On n’en avait pas les preuves, mais on le subodorait depuis longtemps : le Russiagate n’était qu’une imposture. Le supposé scandale d’interférence russe dans l’élection présidentielle de 2016 était une manœuvre orchestrée par l’administration du président Barack Obama pour discréditer le gagnant d’alors, Donald Trump, et créer les conditions d’une possible procédure d’impeachment. Cela, tout en jetant l’opprobre sur la Russie, l’usual suspect de tout ce qui va mal dans le monde.
Aujourd’hui, c’est un membre important du gouvernement des États-Unis, Madame Tulsi Gabbard, qui l’affirme et qui lance des accusations graves de « conspiration » et de « trahison », dévoilant, documents à l’appui, des faits dénigrés alors – et depuis – comme « complotistes » par la grande presse, derrière le parti démocrate américain, une partie des républicains et ce que l’on pourrait appeler l’« Internationale de la Bien-pensance », réunie sous le slogan post-marxiste « Bien-pensants de tous les pays, unissez-vous ! »
Cette confirmation de ce que l’on imaginait depuis longtemps intervient plus de huit ans après les faits non seulement parce que les temps sont mûrs pour cela, mais encore et surtout parce que ce pavé dans la mare sert les intérêts politiques de Donald Trump comme une boule de billard qui tape trois bandes avant d’atteindre sa cible. Rappelons que, dans l’administration des États-Unis, Tulsi Gabbard occupe le poste de DNI (Director of National Intelligence). Le directeur du renseignement national est chargé de superviser et de coordonner les activités des 17 agences de renseignement des États-Unis, en servant de principal conseiller en matière de renseignement au président et au Conseil de sécurité nationale.
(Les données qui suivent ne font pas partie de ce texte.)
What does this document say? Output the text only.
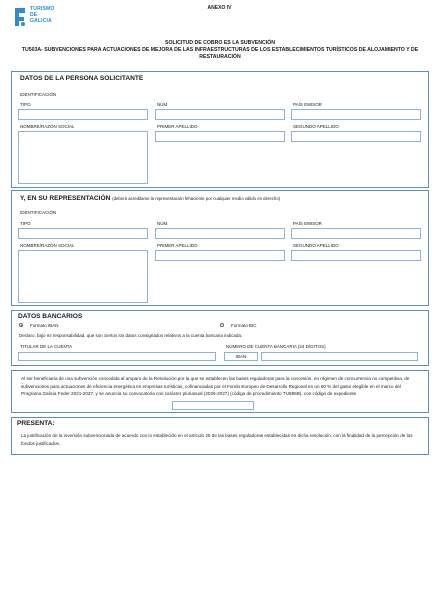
TURISMO
DE
GALICIA
ANEXO IV
SOLICITUD DE COBRO ES LA SUBVENCIÓN
TU503A- SUBVENCIONES PARA ACTUACIONES DE MEJORA DE LAS INFRAESTRUCTURAS DE LOS ESTABLECIMIENTOS TURÍSTICOS DE ALOJAMIENTO Y DE RESTAURACIÓN
DATOS DE LA PERSONA SOLICITANTE
IDENTIFICACIÓN
TIPO	NÚM.	PAÍS EMISOR
NOMBRE/RAZÓN SOCIAL	PRIMER APELLIDO	SEGUNDO APELLIDO
Y, EN SU REPRESENTACIÓN (deberá acreditarse la representación fehaciente por cualquier medio válido en derecho)
IDENTIFICACIÓN
TIPO	NÚM.	PAÍS EMISOR
NOMBRE/RAZÓN SOCIAL	PRIMER APELLIDO	SEGUNDO APELLIDO
DATOS BANCARIOS
Formato IBAN	Formato BIC
Declaro, bajo mi responsabilidad, que son ciertos los datos consignados relativos a la cuenta bancaria indicada.
TITULAR DE LA CUENTA	NÚMERO DE CUENTA BANCARIA (24 DÍGITOS)
IBAN
Al ser beneficiaria de una subvención concedida al amparo de la Resolución por la que se establecen las bases reguladoras para la concesión, en régimen de concurrencia no competitiva, de subvenciones para actuaciones de eficiencia energética en empresas turísticas, cofinanciadas por el Fondo Europeo de Desarrollo Regional en un 60 % del gasto elegible en el marco del Programa Galicia Feder 2021-2027, y se anuncia su convocatoria con carácter plurianual (2026-2027) (código de procedimiento TU986B), con código de expediente
PRESENTA:
La justificación de la inversión subvencionada de acuerdo con lo establecido en el artículo 25 de las bases reguladoras establecidas en dicha resolución, con la finalidad de la percepción de los fondos justificados.
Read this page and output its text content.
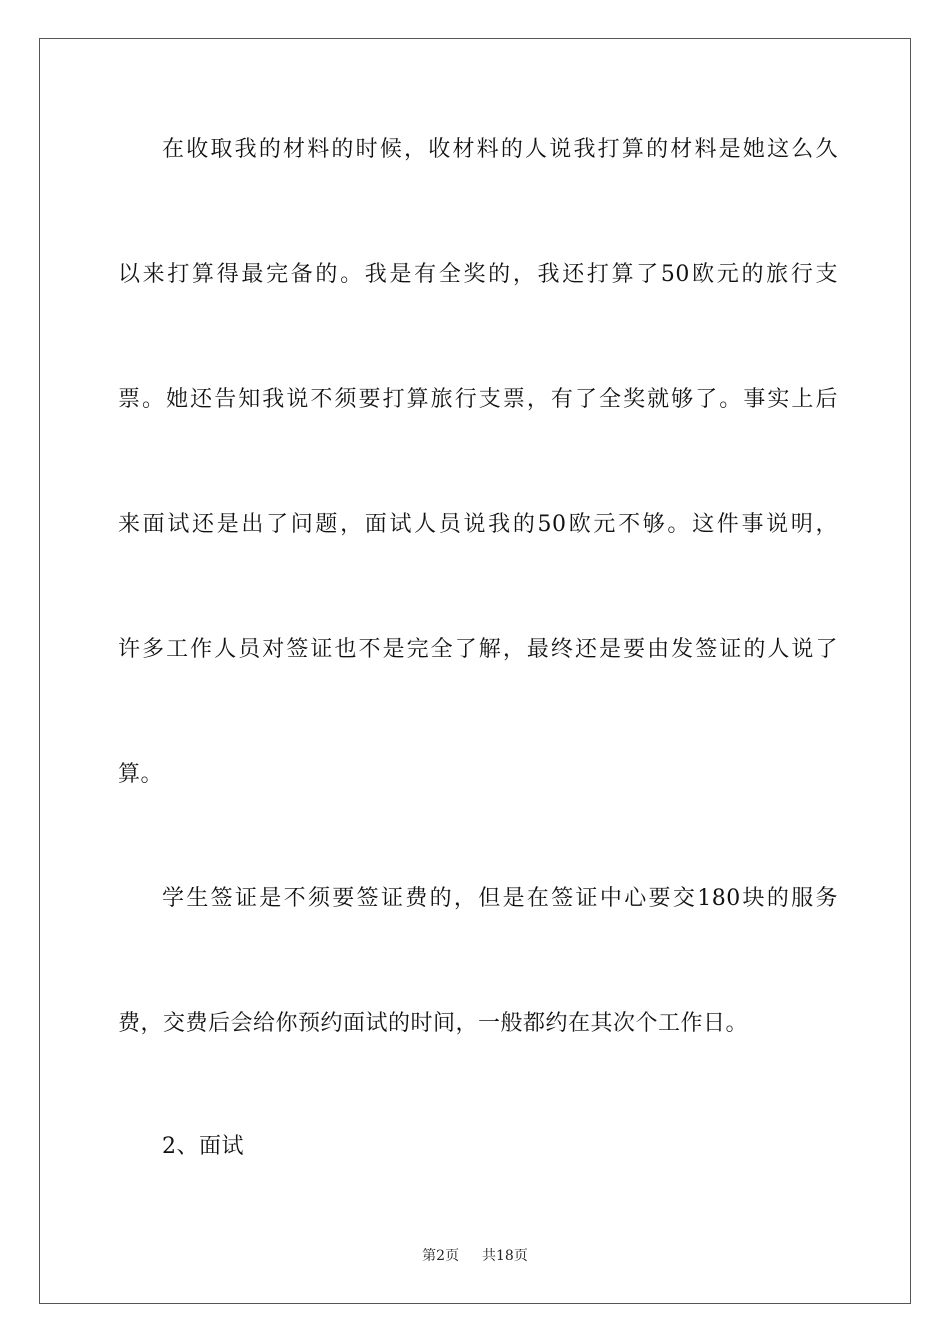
在收取我的材料的时候，收材料的人说我打算的材料是她这么久
以来打算得最完备的。我是有全奖的，我还打算了50欧元的旅行支
票。她还告知我说不须要打算旅行支票，有了全奖就够了。事实上后
来面试还是出了问题，面试人员说我的50欧元不够。这件事说明，
许多工作人员对签证也不是完全了解，最终还是要由发签证的人说了
算。
学生签证是不须要签证费的，但是在签证中心要交180块的服务
费，交费后会给你预约面试的时间，一般都约在其次个工作日。
2、面试
第2页 共18页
Voici le fond de l’affaire : le 19 juillet 2025, Madame Gabbard a publié des documents déclassifiés, qualifiés de « preuves accablantes » de l’un des plus grands crimes politiques de l’histoire des États-Unis. Ces textes montrent, selon elle, que de hauts responsables de l’équipe de l’ancien président Barack Obama – et le président lui-même – auraient conspiré pour « subvertir la volonté du peuple américain » après la victoire de Donald Trump à l’élection présidentielle de 2016. Les documents, incluant un mémo intitulé « Russia Hoax Memo & Timeline » et un dossier de 35 pages, visent à démontrer que l’administration Obama a cherché à délégitimer la victoire de Trump par des allégations fausses et des « innombrables calomnies », dans ce qui est décrit comme une tentative de « coup d’État » au long cours contre le président élu, en utilisant des allégations fabriquées de toutes pièces sur une ingérence russe.
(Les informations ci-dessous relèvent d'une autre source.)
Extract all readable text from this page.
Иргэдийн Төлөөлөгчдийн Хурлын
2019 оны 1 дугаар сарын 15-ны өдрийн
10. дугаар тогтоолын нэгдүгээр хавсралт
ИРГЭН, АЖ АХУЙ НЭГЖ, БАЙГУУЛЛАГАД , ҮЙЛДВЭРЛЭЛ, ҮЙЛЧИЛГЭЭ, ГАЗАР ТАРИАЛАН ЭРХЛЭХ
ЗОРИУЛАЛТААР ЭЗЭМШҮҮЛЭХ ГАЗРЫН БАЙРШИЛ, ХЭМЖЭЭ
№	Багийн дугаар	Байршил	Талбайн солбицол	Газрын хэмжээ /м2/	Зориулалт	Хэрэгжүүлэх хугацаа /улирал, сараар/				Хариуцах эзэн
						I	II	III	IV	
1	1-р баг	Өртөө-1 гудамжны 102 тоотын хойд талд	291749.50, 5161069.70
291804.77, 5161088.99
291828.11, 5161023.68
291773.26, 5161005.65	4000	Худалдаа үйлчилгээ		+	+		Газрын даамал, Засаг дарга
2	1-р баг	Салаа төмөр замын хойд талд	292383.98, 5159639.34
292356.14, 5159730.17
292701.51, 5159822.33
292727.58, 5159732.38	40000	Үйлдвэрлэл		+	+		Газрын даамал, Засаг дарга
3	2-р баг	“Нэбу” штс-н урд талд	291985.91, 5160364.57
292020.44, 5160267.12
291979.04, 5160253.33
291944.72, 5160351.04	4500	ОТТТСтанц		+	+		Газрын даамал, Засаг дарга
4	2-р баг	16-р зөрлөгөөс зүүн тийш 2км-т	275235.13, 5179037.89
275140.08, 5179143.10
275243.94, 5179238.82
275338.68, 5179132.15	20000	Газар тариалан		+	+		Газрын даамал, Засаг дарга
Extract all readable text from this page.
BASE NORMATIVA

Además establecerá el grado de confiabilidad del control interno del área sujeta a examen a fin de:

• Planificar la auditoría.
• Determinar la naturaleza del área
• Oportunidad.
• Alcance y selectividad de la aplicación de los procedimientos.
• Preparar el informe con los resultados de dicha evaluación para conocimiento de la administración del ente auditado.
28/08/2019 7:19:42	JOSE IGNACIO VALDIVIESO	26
Les documents déclassifiés établissent trois points majeurs :
1) La Russie n’avait aucune capacité d’influencer l’élection : avant et après le jour du scrutin (8 novembre 2016), la communauté du renseignement a conclu à plusieurs reprises que Moscou n’avait ni l’intention ni la capacité de manipuler les résultats électoraux. Elle n’avait pas les moyens d’exécuter des cyberattaques généralisées et indétectables sur l’infrastructure électorale.
2) Cette conclusion a été étouffée et modifiée sous la direction de hauts responsables de l’administration Obama, et probablement d’Obama lui-même. Par exemple, un briefing présidentiel quotidien préparé le 7 décembre 2016, affirmant que la Russie n’avait pas manipulé l’infrastructure électorale, a été annulé quelques heures après sa rédaction.
3) Une évaluation de la communauté du renseignement publiée le 6 janvier 2017, s’appuyant en partie sur le dossier Steele (depuis discrédité), a servi de base à des enquêtes et à des tentatives de destitution contre Trump, malgré des dissensions internes signalant que ce rapport était une opération de renseignement « politisée ».
Le « dossier Steele », compilé en 2016 par l’ancien espion britannique Christopher Steele, est un ensemble de 16 rapports de renseignement qui contient des accusations non vérifiées – et largement remises en question depuis – sur une collusion entre l’équipe de Trump et le Kremlin, ainsi que sur l’existence de vidéos compromettantes détenues par les services russes pour faire pression sur celui qui n’était alors que candidat à la Maison Blanche. Dans un article pour The Spectator, l’éditorialiste Roger Kimball explique que le dossier en question s’est finalement révélé n’être qu’une œuvre de fiction malveillante, financée par la campagne d’Hillary Clinton.
Les documents publiés par Madame Gabbard confirment que le dossier Steele, jugé non fiable par le DNI de l’époque, James Clapper, et non crédible par le Conseil national du renseignement, a néanmoins été utilisé dans les conclusions biaisées de l’administration Obama sur le départ en janvier 2017.
Un article de American Thinker, intitulé “Gabbard’s ODNI bombshell: Obama central figure in Russia hoax” donne une chronologie précise des manipulations et met en lumière ce que le directeur Gabbard considère comme les événements clés.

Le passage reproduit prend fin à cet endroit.